Once things are nice and tricky, the game really finds its own. The single-screen scale (albeit varyingly zoomed out to allow slightly more elaborate sets) means there's a real tightness to the design. The smarts start shining through, as you realise that the limited set of options means you surely must be able to do it, surely! It starts requiring you to think more carefully, plot ahead, rotate things a certain way to manoeuvre other objects into the right place before you phase from the grey side to the white side, then step into the curtain that allows you to re-point the direction of one of the level's gravitational pulls. And it does all this without becoming cluttered, either on screen or in your own head.

However, it's a shame it doesn't sit still for long enough on any one idea. There are far more interesting places it could go with each level's motif, but they're abandoned too quickly, five levels before changing room, and a new set of rules come in. The last couple of levels provide a fun medley of all the various elements you've learned throughout, but it's still hard not to be left wanting more. Wanting to see a technique pushed further, to demand more out of you.

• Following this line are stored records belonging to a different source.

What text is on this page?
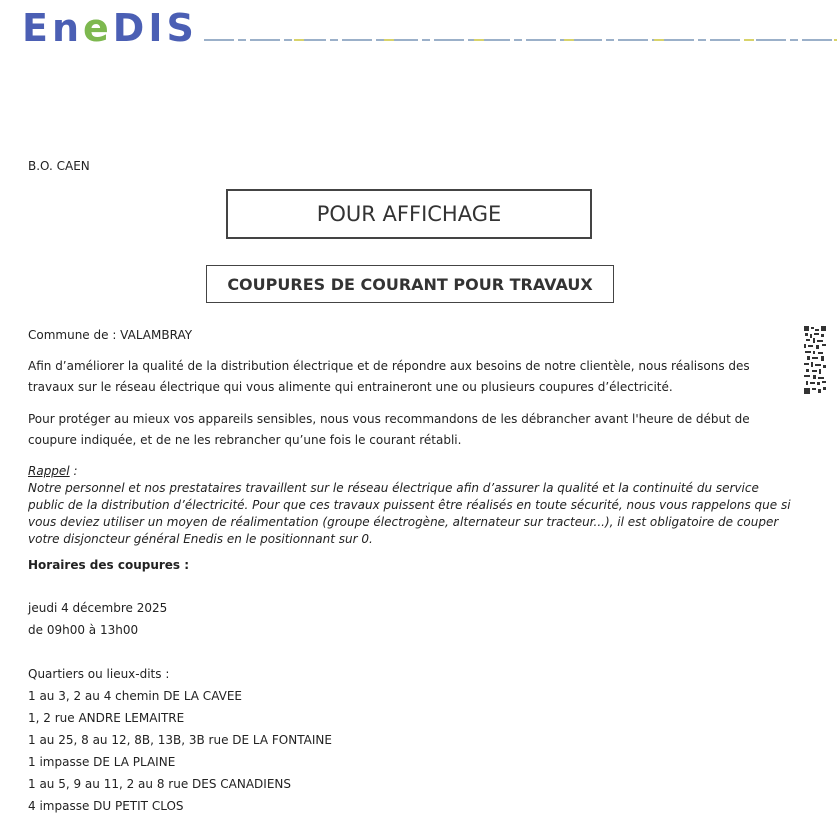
EneDIS
B.O. CAEN
POUR AFFICHAGE
COUPURES DE COURANT POUR TRAVAUX
Commune de : VALAMBRAY
Afin d’améliorer la qualité de la distribution électrique et de répondre aux besoins de notre clientèle, nous réalisons des travaux sur le réseau électrique qui vous alimente qui entraineront une ou plusieurs coupures d’électricité.
Pour protéger au mieux vos appareils sensibles, nous vous recommandons de les débrancher avant l'heure de début de coupure indiquée, et de ne les rebrancher qu’une fois le courant rétabli.
Rappel :
Notre personnel et nos prestataires travaillent sur le réseau électrique afin d’assurer la qualité et la continuité du service public de la distribution d’électricité. Pour que ces travaux puissent être réalisés en toute sécurité, nous vous rappelons que si vous deviez utiliser un moyen de réalimentation (groupe électrogène, alternateur sur tracteur...), il est obligatoire de couper votre disjoncteur général Enedis en le positionnant sur 0.
Horaires des coupures :
jeudi 4 décembre 2025
de 09h00 à 13h00
Quartiers ou lieux-dits :
1 au 3, 2 au 4 chemin DE LA CAVEE
1, 2 rue ANDRE LEMAITRE
1 au 25, 8 au 12, 8B, 13B, 3B rue DE LA FONTAINE
1 impasse DE LA PLAINE
1 au 5, 9 au 11, 2 au 8 rue DES CANADIENS
4 impasse DU PETIT CLOS
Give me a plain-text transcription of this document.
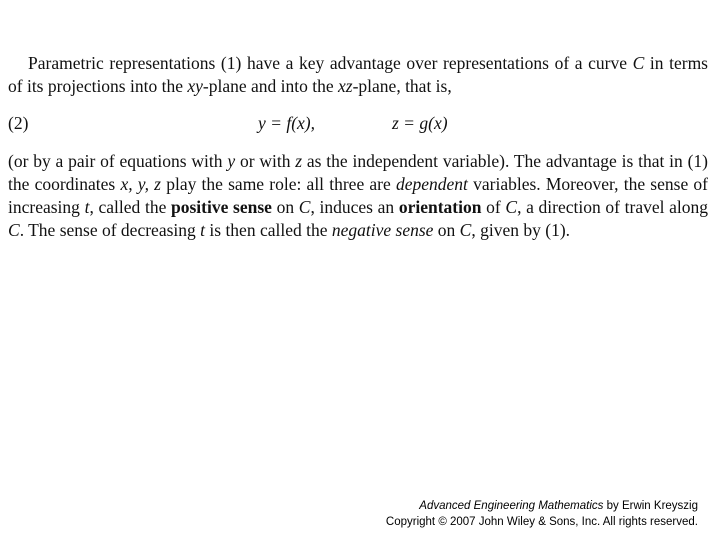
Parametric representations (1) have a key advantage over representations of a curve C in terms of its projections into the xy-plane and into the xz-plane, that is,

(2)	y = f(x),	z = g(x)

(or by a pair of equations with y or with z as the independent variable). The advantage is that in (1) the coordinates x, y, z play the same role: all three are dependent variables. Moreover, the sense of increasing t, called the positive sense on C, induces an orientation of C, a direction of travel along C. The sense of decreasing t is then called the negative sense on C, given by (1).

Advanced Engineering Mathematics by Erwin Kreyszig
Copyright © 2007 John Wiley & Sons, Inc. All rights reserved.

Then it rather does. I'm torn on whether explaining that a puzzle game continues after its apparent ending is a spoiler or not, but then again, trying to convince you to buy a 25 level puzzle game doesn't seem a great plan either. Finish it and you can enter a reversed world, where you go into a similar version of the same puzzles as the first time, but with the difficulty significantly ramped up. I'm just stumped on one at the moment, and hooray! Because while there were a couple of points where I wished there were walkthroughs already (I was playing before its release on Friday), I eventually spotted what I'd missed and was back on easy-ish street.

Its use of Escher-like designs permeates all, from the pencil-sketch style to the literally pencil sketched character, drawn in every level, to the levels themselves, constructed of impossible shapes. The one place it doesn't really reach far enough, oddly, is in moving around the levels. With the motif, I was really hoping for challenges which required me to take advantage of an impossible route, but more often than not you're walking inside or outside of routine patterns. Not always, and perhaps it's unfair to the game to be disappointed that when you do it's so nonchalant about it. Perhaps I just wanted something more gimmicky, because I'm a horrible, horrible sort.

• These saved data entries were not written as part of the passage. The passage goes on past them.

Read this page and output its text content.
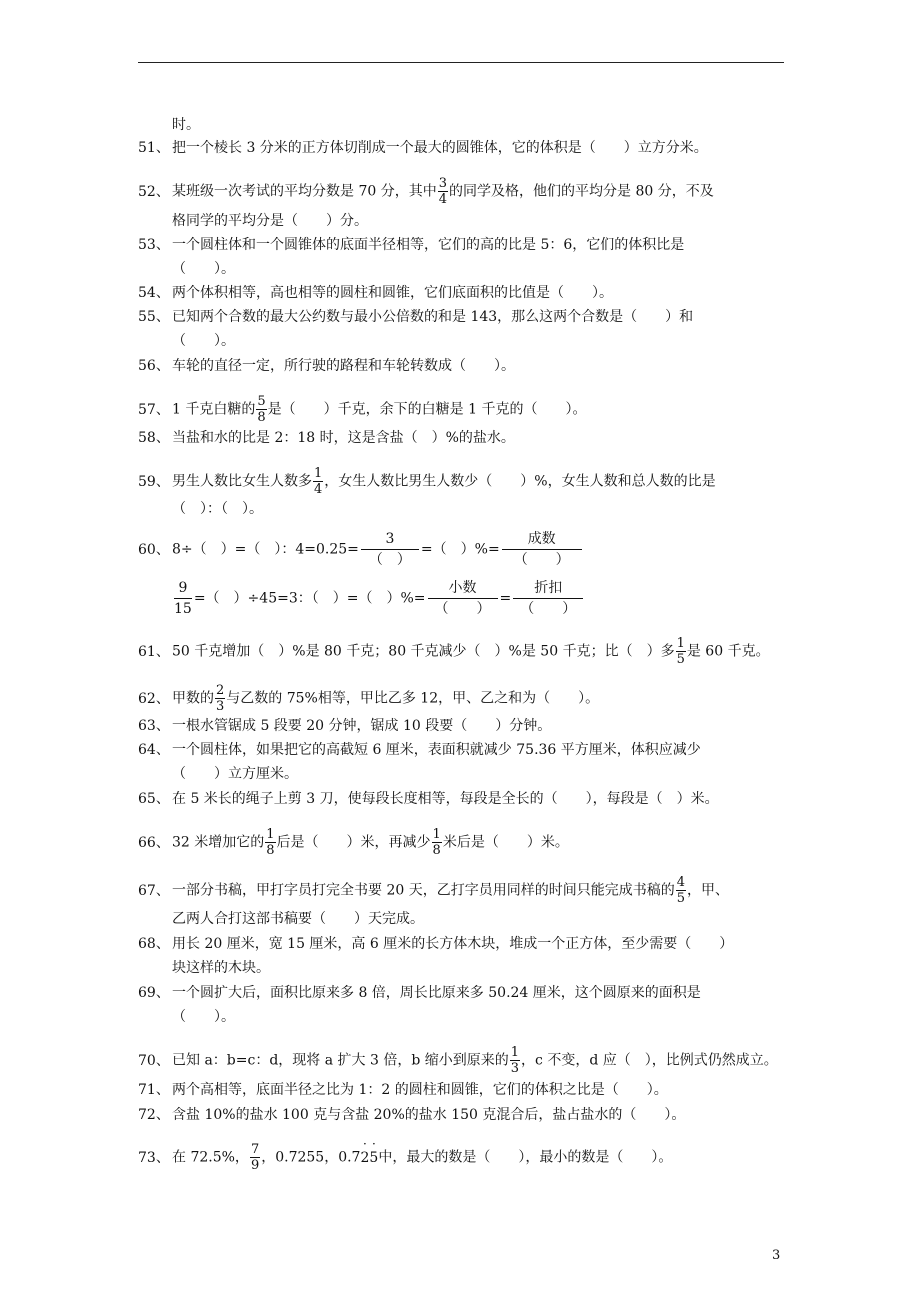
时。
51、 把一个棱长 3 分米的正方体切削成一个最大的圆锥体，它的体积是（　　）立方分米。
52、 某班级一次考试的平均分数是 70 分，其中 $\frac{3}{4}$ 的同学及格，他们的平均分是 80 分，不及
格同学的平均分是（　　）分。
53、 一个圆柱体和一个圆锥体的底面半径相等，它们的高的比是 5：6，它们的体积比是
（　　）。
54、 两个体积相等，高也相等的圆柱和圆锥，它们底面积的比值是（　　）。
55、 已知两个合数的最大公约数与最小公倍数的和是 143，那么这两个合数是（　　）和
（　　）。
56、 车轮的直径一定，所行驶的路程和车轮转数成（　　）。
57、 1 千克白糖的 $\frac{5}{8}$ 是（　　）千克，余下的白糖是 1 千克的（　　）。
58、 当盐和水的比是 2：18 时，这是含盐（　）%的盐水。
59、 男生人数比女生人数多 $\frac{1}{4}$ ，女生人数比男生人数少（　　）%，女生人数和总人数的比是
（　）：（　）。
60、 8÷（　）=（　）：4=0.25=
3
（　）
=（　）%=
成数
（　　）
$\frac{9}{15}$ =（　）÷45=3：（　）=（　）%=
小数
（　　）
=
折扣
（　　）
61、 50 千克增加（　）%是 80 千克；80 千克减少（　）%是 50 千克；比（　）多 $\frac{1}{5}$ 是 60 千克。
62、 甲数的 $\frac{2}{3}$ 与乙数的 75%相等，甲比乙多 12，甲、乙之和为（　　）。
63、 一根水管锯成 5 段要 20 分钟，锯成 10 段要（　　）分钟。
64、 一个圆柱体，如果把它的高截短 6 厘米，表面积就减少 75.36 平方厘米，体积应减少
（　　）立方厘米。
65、 在 5 米长的绳子上剪 3 刀，使每段长度相等，每段是全长的（　　），每段是（　）米。
66、 32 米增加它的 $\frac{1}{8}$ 后是（　　）米，再减少 $\frac{1}{8}$ 米后是（　　）米。
67、 一部分书稿，甲打字员打完全书要 20 天，乙打字员用同样的时间只能完成书稿的 $\frac{4}{5}$ ，甲、
乙两人合打这部书稿要（　　）天完成。
68、 用长 20 厘米，宽 15 厘米，高 6 厘米的长方体木块，堆成一个正方体，至少需要（　　）
块这样的木块。
69、 一个圆扩大后，面积比原来多 8 倍，周长比原来多 50.24 厘米，这个圆原来的面积是
（　　）。
70、 已知 a：b=c：d，现将 a 扩大 3 倍，b 缩小到原来的 $\frac{1}{3}$ ，c 不变，d 应（　），比例式仍然成立。
71、 两个高相等，底面半径之比为 1：2 的圆柱和圆锥，它们的体积之比是（　　）。
72、 含盐 10%的盐水 100 克与含盐 20%的盐水 150 克混合后，盐占盐水的（　　）。
73、 在 72.5%， $\frac{7}{9}$ ，0.7255，0.7· 2· 5中，最大的数是（　　），最小的数是（　　）。
3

Perhaps the most surprising effect of the game is the one experienced when I stopped playing. Things continued to rotate for me for a good couple of hours after, which made reading a monitor quite the thing. It's an extraordinary sensation, as my brain desperately tries to tell me that the sensible thing to do is to rotate the words I'm reading. Rotate the words? Brain, what? What are you doing?

It's all well worth a play. With the obscure quotes and meandering presentation, it does feel a little aloof, but what really counts are the puzzles, and they're in the main a real treat. It always looks utterly splendid, and it presents obscure concepts with consummate ease.